Dec 082014

Dr. Earl R. Smith II

Many people ask themselves this question only to dismissively conclude that the answer is that they don’t need a coach. But highly successful people always seem to have a different take on the issue. ‘If a coach can help me win – I want one – because I want to win.’


One response is particularly interesting – “I don’t seem to have time anymore.” The first implication of this ‘defense’ is that life has become so crammed with other stuff that learning has been squeezed out. We have become too busy to learn – rather like saying that I am too busy driving to have the time to stop for gas. Life has become a desert in which an oasis is only to be dreamt of – as there is no time for an extended visit. I don’t buy this no-time argument. The most successful people that I have known seem to have more hours in their days than ‘normal folk’. They have time for coaching, learning and a rich range of other personal interests. Something else is at work here.

So what is the major block? What turn of mind causes well educated and experienced individuals to avoid seeking help in areas critical to defining the success that they are going to be able to achieve? Having given this question considerable thought, I believe that the answer can be found in the final verse of one of my favorite poems – “Advice” by Bill Holm:

If they dance together, something unexpected will happen

If they don’t, the next world will be a lot like this one.[1]

For many, change has become a threat – the admission of adult incompleteness that, within a world-view strangely akin to the strong-silent-types of the 50’s, brings shame and the suspicion of inadequacy. The impossibility of the admission of need is the deployed prophylactic against the unsettling nature of future possibilities. When you add in the amazing capability of well educated people to self-deceive, you have a recipe for inertia that is hard to overcome.

But there are others who respond quite differently to the question. “Why do I need a coach?” is only the beginning of a conversation in which the question of needing a coach quickly fades as the focus becomes “How can I derive even more value out of working with a coach?” These are truly the ‘others’ – those whose unquenchable thirst for learning, growth and new experiences drive them to continue the evolution of the person that they are becoming – and will probably still be becoming up to the very moment of their final breath – individuals who view life as a process of continually crafting and re-crafting what has become into what can be.

As with most important journeys in life, this one begins with an apparently small step. But once the question is reworked this way, the process becomes more rewarding and far more productive for both client and coach. This is when coaching kicks into high gear. Instead of me saying “here take this and think about it” – the client begins to insist “I want more – what else have you got?” Once through the early stages of pushing and prodding, I sometimes find myself running to keep up with a client who has discovered a whole new set of capabilities and possibilities – and is anxious to explore them all ASAP. And it is then that the wonder of it all – the satisfaction, discovery, growth and tremendous empowerment that effective coaching can provide – comes into play.

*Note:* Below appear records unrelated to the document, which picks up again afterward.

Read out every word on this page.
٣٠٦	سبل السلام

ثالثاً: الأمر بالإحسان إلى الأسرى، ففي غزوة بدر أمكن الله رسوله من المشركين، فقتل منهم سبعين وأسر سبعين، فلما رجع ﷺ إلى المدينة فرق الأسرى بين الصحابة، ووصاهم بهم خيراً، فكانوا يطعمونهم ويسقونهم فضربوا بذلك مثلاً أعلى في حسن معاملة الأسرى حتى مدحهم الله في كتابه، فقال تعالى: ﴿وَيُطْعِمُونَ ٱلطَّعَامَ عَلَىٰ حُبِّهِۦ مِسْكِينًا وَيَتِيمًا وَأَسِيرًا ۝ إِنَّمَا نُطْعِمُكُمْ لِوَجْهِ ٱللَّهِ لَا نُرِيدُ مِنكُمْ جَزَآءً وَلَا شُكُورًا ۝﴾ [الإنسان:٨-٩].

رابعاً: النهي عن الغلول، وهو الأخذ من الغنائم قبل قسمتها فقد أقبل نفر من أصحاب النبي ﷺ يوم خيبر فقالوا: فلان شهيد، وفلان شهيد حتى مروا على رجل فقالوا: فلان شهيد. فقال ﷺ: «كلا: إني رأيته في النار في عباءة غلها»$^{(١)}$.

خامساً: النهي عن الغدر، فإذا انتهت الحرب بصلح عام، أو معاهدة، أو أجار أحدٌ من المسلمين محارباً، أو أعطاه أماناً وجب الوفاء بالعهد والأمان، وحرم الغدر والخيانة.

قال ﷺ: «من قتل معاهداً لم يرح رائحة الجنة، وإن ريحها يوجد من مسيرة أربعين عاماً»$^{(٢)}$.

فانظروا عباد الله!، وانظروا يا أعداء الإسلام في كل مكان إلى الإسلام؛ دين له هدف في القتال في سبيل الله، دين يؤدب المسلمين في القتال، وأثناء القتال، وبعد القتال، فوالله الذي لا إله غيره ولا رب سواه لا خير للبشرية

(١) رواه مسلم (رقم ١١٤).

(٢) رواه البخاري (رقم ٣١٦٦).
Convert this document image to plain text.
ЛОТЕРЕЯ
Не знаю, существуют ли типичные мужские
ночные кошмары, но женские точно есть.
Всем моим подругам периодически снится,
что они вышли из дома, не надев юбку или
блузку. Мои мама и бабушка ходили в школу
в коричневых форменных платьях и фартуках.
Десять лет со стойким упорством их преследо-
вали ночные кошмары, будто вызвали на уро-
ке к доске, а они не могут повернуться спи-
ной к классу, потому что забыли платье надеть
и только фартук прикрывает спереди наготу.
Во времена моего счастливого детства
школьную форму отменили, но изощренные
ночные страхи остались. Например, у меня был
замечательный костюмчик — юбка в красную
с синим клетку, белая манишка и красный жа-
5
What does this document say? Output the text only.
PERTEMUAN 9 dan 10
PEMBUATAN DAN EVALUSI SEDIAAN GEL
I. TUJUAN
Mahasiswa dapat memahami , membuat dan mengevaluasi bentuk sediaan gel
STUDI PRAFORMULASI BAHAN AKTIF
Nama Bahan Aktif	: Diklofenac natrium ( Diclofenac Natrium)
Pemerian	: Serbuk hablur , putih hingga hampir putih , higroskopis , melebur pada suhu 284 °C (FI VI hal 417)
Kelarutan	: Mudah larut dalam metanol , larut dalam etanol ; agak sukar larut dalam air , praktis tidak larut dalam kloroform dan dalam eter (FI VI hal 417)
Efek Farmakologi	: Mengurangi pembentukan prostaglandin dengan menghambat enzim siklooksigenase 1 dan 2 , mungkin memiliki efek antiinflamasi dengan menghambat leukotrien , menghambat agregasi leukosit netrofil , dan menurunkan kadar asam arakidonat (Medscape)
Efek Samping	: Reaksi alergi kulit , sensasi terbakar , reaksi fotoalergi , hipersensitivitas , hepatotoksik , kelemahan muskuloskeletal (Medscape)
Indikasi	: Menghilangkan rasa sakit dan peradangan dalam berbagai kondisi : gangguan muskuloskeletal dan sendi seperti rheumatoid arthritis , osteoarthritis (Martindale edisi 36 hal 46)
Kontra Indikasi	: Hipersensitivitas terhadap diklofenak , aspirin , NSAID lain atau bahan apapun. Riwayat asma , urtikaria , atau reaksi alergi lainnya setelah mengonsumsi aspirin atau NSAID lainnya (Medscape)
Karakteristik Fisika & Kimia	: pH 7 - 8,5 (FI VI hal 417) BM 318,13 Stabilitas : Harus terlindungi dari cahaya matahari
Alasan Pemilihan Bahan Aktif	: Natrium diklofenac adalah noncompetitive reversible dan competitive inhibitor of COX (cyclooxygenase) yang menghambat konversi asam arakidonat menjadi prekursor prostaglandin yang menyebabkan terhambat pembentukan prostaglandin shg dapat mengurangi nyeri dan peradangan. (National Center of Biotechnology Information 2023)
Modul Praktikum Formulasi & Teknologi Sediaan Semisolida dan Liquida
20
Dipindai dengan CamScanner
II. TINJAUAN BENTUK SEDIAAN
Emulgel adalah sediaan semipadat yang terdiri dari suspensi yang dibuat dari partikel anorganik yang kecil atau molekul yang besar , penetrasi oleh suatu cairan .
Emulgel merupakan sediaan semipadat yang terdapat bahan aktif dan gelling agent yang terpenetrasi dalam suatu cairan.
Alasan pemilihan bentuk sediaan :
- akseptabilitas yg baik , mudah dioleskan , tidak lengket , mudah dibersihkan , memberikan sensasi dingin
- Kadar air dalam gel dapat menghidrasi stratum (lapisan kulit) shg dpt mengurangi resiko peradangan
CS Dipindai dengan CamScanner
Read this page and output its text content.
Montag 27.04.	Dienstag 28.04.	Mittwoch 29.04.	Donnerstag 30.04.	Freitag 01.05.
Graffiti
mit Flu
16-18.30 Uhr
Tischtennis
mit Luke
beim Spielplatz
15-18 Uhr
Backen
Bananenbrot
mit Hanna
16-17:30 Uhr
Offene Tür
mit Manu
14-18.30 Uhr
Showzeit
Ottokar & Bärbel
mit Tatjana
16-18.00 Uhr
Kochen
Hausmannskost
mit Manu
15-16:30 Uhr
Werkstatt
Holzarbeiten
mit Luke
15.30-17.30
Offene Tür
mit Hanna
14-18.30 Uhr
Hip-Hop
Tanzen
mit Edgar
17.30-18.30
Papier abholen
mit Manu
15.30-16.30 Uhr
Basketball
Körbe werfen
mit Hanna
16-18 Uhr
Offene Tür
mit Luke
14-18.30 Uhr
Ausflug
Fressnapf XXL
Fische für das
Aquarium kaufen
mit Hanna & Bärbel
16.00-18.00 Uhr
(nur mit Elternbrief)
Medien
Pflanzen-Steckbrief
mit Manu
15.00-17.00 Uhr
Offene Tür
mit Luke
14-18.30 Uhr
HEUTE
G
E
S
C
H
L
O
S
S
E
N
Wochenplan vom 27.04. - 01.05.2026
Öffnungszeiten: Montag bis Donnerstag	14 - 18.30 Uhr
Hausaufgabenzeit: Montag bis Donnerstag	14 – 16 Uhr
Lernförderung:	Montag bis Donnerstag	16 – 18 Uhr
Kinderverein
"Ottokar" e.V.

Maybe the guide in this journey should be Robert Frost who, in a poem titled “The Road Not Taken” wrote –

I shall be telling this with a sigh
Somewhere ages and ages hence:
Two roads diverged in a wood, and I –
I took the one less traveled by,
And that has made all the difference.

In my experience, effective coaching can make “all the difference” between a career of mediocrity and one of excellence and undreamed-of accomplishments. Coaching is all about making a difference – all about tapping into the value of the knowledge and experience of others to open your own possibilities. In fact (and if you read the biographies of successful people) the willingness to learn through being coached is not just a habit of successful people – it is an obsession. Ah la Frost, the ‘coached road’ is “less traveled by” – but its travelers tend to be more successful people living lives closer to their potential.

The very idea that you don’t have to ‘go it alone’ is central to this formulation – but the really important message is that you deserve (you are worth) the support of an experienced coach. Take this single step and a world of new opportunities appears – like the proverbial lotus flower, it will open before your eyes. The value of a supportive ‘world-view not my own’ becomes evident and empowering.